A vitória da ficção de McTiernan sobre a realidade é que toda essa imagética de feiura, todo esse conjunto de signos com vocação para o bestial, é usado para a criação de um universo marcadamente corrupto e decadente, que precisa ser combatido e derrotado. É que faz Cross, ao se rebelar contra aquele sistema e inflamar a revolução. No mundo real, deu-se o oposto e o sumiço total do herói tem como consequência campeonatos recentes de Fórmula 1 vencidos por pilotos que não despertam qualquer tipo de inspiração, disputados em autódromos com instalações de ponta, mas sem nenhuma ponta de encanto.

Uma nota de rodapé: O Regresso

Paixões precisam ser estimuladas de algum modo e, se não o são por meio do prazer ou da correção, sobra espaço para manifestações menos nobres, como o sadismo. O novo filme de Alejandro González Iñárritu é uma grande farsa primitivista, em que o fetiche pelo efeito de dor ofusca a inteligência. A careta de DiCaprio captada em grande angular, com os lábios borrados de maquiagem simulando rachaduras provocadas pelo frio, é equivalente à faísca falsa da F1, ou às fantasias utilizadas pelos jogadores em Rollerball. Aliás, aqui há especificamente um elemento que substitui o papel da faísca: o sol. Emmanuel Lubezki transforma o que seria naturalmente belo em algo artificialmente banal. Em quase todo plano possível, o diretor de fotografia utiliza um eixo que caprichosamente deixe enquadrado o sol. Não importa a selvageria dentro dos limites do quadro, Lubezki realizará sutis correções para manter o sol exatamente entre a copa de uma árvore e o nariz (maquiado) de DiCaprio. Iñárritu e seu fotógrafo não projetam a luz para o futuro; o que fazem é mergulhar em um fosso abissal da era pré-Rivetteniana.
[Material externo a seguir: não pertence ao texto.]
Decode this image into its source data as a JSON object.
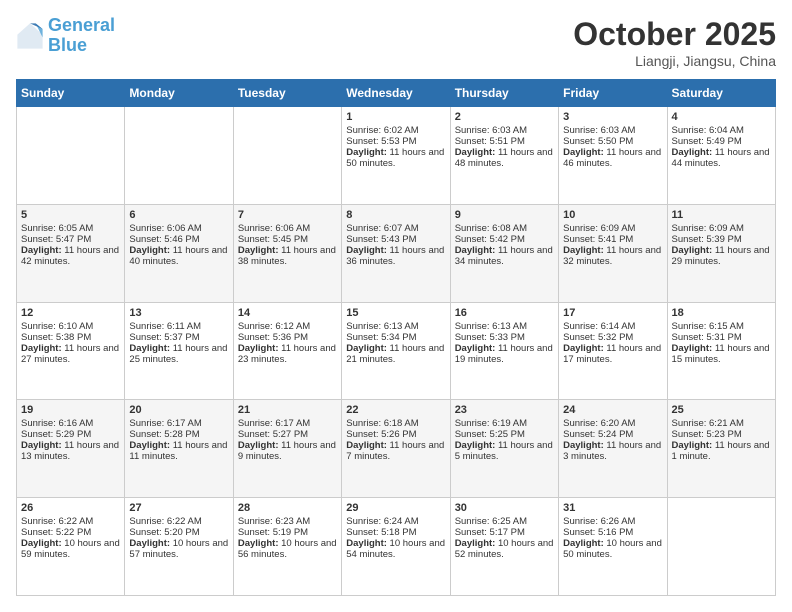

O cineasta mexicano, aliás, atingiu o tão desejado fundo do poço: seus filmes sempre almejaram, no tecido temático, o retorno a um estado de pré-formação do intelecto, a um estado pré-civilizado; agora, finalmente, o diretor estende tal desejo de maneira plena à forma. Iñárritu filma antes da existência de Rivette, antes da existência de Caspar David Friedrich, ao confundir a fusão entre rocha e ruína, céu, solo, neve e estado de espírito, típicas do pintor alemão, com o infame realismo fantástico latino que fabrica a poesia mais ingênua e óbvia possível; antes mesmo da existência do Lacoonte, ao desconhecer por completo como a arte helenística manejou a dor em forma de corpos que se contorcem de maneira chocante, bela e moralista, confiando no artifício da máscara e da submissão ao flagelo em frequência comicamente constante para mostrar o quanto o homem (não-indígena) é vil. Tanta distorção só poderia mesmo culminar no deplorável final, que aflora toda a perversão da moralidade de Iñárritu, em que o rio e o índio – a própria natureza, portanto – lavariam e redimiriam as ações de um herói covarde, incapaz de assumir a violência, em um filme que é todo ele violência.